Xie Huidong, Thorn Stephanie, Chen Xiongchao, Zhou Bo, Liu Hui, Liu Zhao, Lee Supum, Wang Ge, Liu Yi-Hwa, Sinusas Albert J, Liu Chi
Department of Biomedical Engineering, Yale University, 801 Howard Avenue, New Haven, CT, 06520, USA.
Department of Internal Medicine (Cardiology), Yale University, New Haven, CT, USA.
J Nucl Cardiol. 2023 Feb;30(1):86-100. doi: 10.1007/s12350-022-02972-z. Epub 2022 May 4.

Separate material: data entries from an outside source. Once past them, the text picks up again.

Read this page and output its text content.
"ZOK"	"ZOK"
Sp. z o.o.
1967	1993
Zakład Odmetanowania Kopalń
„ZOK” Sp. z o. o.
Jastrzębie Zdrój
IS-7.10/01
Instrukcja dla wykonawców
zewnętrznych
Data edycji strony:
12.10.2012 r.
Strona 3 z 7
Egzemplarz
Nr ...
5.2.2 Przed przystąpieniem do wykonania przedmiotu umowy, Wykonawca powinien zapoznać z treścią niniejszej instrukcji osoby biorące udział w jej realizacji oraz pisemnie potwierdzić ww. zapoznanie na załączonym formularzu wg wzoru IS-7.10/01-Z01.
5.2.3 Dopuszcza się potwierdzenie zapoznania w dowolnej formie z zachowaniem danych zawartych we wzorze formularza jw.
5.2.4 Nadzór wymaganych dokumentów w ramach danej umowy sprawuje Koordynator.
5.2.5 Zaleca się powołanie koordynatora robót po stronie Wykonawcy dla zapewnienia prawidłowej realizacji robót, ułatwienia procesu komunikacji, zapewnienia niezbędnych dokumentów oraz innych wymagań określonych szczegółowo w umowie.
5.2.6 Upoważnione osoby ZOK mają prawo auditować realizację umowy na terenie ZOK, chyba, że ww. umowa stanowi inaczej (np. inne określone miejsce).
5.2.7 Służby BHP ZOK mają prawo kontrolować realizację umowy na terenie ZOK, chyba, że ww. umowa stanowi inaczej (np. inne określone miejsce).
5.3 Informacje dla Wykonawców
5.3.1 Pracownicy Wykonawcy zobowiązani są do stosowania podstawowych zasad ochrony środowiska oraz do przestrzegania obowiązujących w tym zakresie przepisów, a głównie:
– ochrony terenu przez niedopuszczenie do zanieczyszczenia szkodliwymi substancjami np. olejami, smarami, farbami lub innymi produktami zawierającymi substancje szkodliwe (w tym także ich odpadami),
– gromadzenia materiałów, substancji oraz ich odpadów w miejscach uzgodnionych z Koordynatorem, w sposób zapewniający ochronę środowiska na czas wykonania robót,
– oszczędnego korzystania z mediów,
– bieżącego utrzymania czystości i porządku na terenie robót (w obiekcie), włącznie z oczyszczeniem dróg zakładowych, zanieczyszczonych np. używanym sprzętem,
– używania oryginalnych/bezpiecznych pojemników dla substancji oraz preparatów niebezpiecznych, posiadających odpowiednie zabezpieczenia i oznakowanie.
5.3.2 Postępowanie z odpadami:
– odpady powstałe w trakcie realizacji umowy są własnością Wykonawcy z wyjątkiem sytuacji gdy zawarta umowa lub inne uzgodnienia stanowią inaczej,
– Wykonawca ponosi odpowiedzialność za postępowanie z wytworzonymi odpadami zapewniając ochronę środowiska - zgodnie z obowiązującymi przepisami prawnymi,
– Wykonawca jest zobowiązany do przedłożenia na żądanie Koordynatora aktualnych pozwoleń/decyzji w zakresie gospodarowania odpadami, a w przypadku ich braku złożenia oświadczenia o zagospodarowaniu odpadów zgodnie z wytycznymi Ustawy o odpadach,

The GE Discovery NM (DNM) 530c/570c are dedicated cardiac SPECT scanners with 19 detector modules designed for stationary imaging. This study aims to incorporate additional projection angular sampling to improve reconstruction quality. A deep learning method is also proposed to generate synthetic dense-view image volumes from few-view counterparts.
By moving the detector array, a total of four projection angle sets were acquired and combined for image reconstructions. A deep neural network is proposed to generate synthetic four-angle images with 76 ([Formula: see text]) projections from corresponding one-angle images with 19 projections. Simulated data, pig, physical phantom, and human studies were used for network training and evaluation. Reconstruction results were quantitatively evaluated using representative image metrics. The myocardial perfusion defect size of different subjects was quantified using an FDA-cleared clinical software.
Multi-angle reconstructions and network results have higher image resolution, improved uniformity on normal myocardium, more accurate defect quantification, and superior quantitative values on all the testing data. As validated against cardiac catheterization and diagnostic results, deep learning results showed improved image quality with better defect contrast on human studies.
Increasing angular sampling can substantially improve image quality on DNM, and deep learning can be implemented to improve reconstruction quality in case of stationary imaging.
GE Discovery NM(DNM)530c/570c是专门用于心脏单光子发射计算机断层扫描(SPECT)的扫描仪,具有19个探测器模块,设计用于静态成像。本研究旨在增加投影角度采样以提高重建质量。还提出了一种深度学习方法,用于从少视图图像生成合成的密集视图图像体积。
通过移动探测器阵列,总共获取并组合了四组投影角度用于图像重建。提出了一种深度神经网络,用于从具有19个投影的相应单角度图像生成具有76个([公式:见正文])投影的合成四角度图像。模拟数据、猪、物理模型和人体研究用于网络训练和评估。使用代表性图像指标对重建结果进行定量评估。使用美国食品药品监督管理局(FDA)批准的临床软件对不同受试者的心肌灌注缺损大小进行量化。
多角度重建和网络结果在所有测试数据上具有更高的图像分辨率、改善的正常心肌均匀性、更准确的缺损量化和优异的定量值。在与心脏导管检查和诊断结果进行验证时,深度学习结果显示在人体研究中图像质量得到改善,缺损对比度更好。
增加角度采样可以显著提高DNM上的图像质量,并且在静态成像情况下可以实施深度学习以提高重建质量。